A week ago, New York Daily News columnist and Bernie Sanders supporter Shaun King tweeted the following about the Democratic caucuses in Washington, which took place in late March:


Whether King intended it or not, he implied that caucuses - which often require hours of participation and mean lower turnout - are representative of what would happen if a larger electorate had its say. Well, a funny thing happened in Washington on Tuesday: The state held a mail-in, beauty-contest primary - so voting was easy, but no delegates were at stake. (The Associated Press has declared Hillary Clinton the winner.) The results are still being finalized, but Clinton leads by about 6 percentage points with more than 700,000 votes counted. Sanders won the Washington caucuses, which had 230,000 participants, by 46 percentage points.

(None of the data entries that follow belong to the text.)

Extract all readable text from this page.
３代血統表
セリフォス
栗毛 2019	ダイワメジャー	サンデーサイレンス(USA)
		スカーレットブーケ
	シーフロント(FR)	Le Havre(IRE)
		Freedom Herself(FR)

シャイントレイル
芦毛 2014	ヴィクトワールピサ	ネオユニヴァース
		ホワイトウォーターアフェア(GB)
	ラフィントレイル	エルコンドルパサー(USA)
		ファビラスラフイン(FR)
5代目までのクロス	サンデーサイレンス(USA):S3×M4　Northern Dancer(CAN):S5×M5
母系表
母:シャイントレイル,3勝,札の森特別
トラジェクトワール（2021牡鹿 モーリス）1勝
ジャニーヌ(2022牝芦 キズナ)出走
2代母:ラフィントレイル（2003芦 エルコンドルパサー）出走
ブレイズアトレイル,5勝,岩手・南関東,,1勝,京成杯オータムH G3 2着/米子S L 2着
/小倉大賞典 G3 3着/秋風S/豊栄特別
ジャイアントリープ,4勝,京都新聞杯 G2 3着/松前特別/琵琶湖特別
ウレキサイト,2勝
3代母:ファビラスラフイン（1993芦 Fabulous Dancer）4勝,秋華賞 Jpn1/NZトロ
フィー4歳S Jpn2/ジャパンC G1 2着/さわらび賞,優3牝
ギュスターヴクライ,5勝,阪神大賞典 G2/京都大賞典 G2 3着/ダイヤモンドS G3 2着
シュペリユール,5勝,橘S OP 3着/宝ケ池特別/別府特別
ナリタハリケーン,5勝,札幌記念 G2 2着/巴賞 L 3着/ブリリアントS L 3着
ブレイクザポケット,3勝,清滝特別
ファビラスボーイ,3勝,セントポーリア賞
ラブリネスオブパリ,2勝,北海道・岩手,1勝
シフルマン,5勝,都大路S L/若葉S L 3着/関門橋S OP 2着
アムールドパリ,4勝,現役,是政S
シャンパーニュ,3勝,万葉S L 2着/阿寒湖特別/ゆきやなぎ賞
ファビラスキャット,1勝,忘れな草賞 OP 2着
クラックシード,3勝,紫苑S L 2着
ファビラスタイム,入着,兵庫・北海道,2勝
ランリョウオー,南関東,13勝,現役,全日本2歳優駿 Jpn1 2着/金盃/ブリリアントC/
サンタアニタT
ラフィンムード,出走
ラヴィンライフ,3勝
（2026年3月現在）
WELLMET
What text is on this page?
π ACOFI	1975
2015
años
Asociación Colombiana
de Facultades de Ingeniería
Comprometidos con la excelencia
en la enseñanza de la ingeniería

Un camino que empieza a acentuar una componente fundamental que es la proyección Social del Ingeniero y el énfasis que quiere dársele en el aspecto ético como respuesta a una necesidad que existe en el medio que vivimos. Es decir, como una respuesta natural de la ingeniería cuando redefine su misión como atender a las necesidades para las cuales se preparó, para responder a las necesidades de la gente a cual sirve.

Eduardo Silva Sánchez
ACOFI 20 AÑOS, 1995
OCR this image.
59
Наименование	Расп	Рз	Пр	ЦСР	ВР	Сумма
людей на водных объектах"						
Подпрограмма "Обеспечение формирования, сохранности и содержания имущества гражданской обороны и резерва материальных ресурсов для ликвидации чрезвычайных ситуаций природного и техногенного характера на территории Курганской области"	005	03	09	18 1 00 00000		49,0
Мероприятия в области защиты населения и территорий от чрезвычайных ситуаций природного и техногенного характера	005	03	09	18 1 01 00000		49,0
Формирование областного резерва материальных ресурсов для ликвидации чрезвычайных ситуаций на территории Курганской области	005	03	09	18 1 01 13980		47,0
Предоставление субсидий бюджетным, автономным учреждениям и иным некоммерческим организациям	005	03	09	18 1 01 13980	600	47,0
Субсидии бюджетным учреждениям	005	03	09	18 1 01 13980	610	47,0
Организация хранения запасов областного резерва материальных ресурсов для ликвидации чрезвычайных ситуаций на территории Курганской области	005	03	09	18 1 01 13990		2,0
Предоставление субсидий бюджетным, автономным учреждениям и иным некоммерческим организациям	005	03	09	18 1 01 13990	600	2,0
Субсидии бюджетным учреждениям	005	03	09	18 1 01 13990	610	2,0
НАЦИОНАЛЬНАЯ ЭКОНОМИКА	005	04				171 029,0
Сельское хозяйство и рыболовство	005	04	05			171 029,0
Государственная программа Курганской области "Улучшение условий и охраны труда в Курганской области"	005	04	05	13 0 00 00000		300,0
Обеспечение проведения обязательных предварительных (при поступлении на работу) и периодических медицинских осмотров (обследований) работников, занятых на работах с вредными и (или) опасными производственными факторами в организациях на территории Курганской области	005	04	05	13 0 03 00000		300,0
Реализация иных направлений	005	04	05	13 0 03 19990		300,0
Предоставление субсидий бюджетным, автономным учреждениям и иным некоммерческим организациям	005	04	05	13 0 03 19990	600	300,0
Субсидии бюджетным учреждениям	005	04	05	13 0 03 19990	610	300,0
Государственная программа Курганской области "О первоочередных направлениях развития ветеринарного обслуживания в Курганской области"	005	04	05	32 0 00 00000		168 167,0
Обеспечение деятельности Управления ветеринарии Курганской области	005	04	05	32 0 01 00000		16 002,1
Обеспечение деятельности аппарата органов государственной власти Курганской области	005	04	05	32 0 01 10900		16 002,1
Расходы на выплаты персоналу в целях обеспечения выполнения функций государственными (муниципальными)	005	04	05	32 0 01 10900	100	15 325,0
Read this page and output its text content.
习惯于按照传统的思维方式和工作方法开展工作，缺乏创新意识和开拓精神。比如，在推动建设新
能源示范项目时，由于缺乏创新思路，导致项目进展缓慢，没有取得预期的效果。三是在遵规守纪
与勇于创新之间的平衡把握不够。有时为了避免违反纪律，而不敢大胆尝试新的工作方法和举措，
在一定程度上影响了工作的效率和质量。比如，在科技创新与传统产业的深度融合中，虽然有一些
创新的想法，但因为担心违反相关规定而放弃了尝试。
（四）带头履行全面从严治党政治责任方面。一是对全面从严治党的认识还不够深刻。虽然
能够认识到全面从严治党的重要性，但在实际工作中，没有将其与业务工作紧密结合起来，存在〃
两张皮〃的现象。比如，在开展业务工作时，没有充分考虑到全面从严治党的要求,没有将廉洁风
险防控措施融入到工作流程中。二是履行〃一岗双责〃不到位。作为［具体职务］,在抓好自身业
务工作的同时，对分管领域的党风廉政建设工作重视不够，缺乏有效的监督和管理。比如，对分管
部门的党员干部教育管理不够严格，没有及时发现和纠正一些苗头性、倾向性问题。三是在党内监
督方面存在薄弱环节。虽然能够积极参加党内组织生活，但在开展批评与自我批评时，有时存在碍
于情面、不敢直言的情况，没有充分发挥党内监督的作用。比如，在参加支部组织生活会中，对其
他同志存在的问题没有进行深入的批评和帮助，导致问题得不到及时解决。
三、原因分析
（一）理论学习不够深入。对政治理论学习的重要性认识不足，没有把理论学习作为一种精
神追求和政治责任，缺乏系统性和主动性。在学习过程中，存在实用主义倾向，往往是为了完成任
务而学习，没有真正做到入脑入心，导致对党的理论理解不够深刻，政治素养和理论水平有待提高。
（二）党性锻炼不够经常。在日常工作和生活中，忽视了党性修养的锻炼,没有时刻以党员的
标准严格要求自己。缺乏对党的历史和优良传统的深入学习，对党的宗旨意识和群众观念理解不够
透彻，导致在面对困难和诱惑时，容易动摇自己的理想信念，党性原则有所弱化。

So, turnout was much higher in the Washington primary than in the caucuses, and Clinton did much better. Something similar happened in Nebraska, where Clinton lost the early March caucuses by 14 percentage points and won the early May primary, in which no delegates were awarded, by 7 points.

Nebraska and Washington are part of a pattern. As Sanders fans claim that the Democratic primary system is rigged against their candidate and that Sanders wins when turnout is higher, they fail to point out that Sanders has benefited tremendously from low-turnout caucuses. Indeed, if all the caucuses were primaries, Clinton would be winning the Democratic nomination by an even wider margin than she is now.

Let's start out with the real-world numbers. Here are the delegate and vote totals by contest, including caucuses and primaries, so far:



Counting only caucuses, Sanders has won 63 percent of the vote, 64 percent of the delegates and 11 of the 16 contests. In doing so, he has earned 341 elected delegates, compared with Clinton's 195 delegates, for a margin of 146 delegates. These caucuses have had approximately 1.1 million participants. As a point of comparison, turnout in the caucuses has been only about 13 percent of the total number of votes President Obama got in the 2012 presidential election in these states.

Sanders has done far worse in the states that have held primaries. Counting just primaries, including Tuesday's in Washington, Sanders has won only 42 percent of the vote, 42 percent of delegates and 10 of the 34 statewide contests. Clinton earned 1,576 elected delegates, compared with Sanders's 1,158, for a margin of 418. The turnout in these contests has been far higher than in the caucuses, with a little more than 24 million votes cast. That's about 49 percent of the total number of votes Obama got in the 2012 election in these states.

Now, it is fair to point out that the caucuses have taken place in states that are demographically different than the primary states. Caucus states in 2016 are overwhelmingly white and overwhelmingly rural compared with primary states. Still, these differences don't come close to explaining the differences in results between the caucuses and primaries so far. We can look to Nebraska and Washington as two examples of the disparity. Of course, one could argue that because no delegates were up for grabs in those states' primaries, the campaigns didn't really compete for residents' votes and therefore those contests aren't representative of what a truly competitive primary would look like there. Fortunately, because the vote in the Democratic primary has largely broken down along demographic lines, we can use statistical models to approximate what would happen if states that held caucuses had held primaries instead.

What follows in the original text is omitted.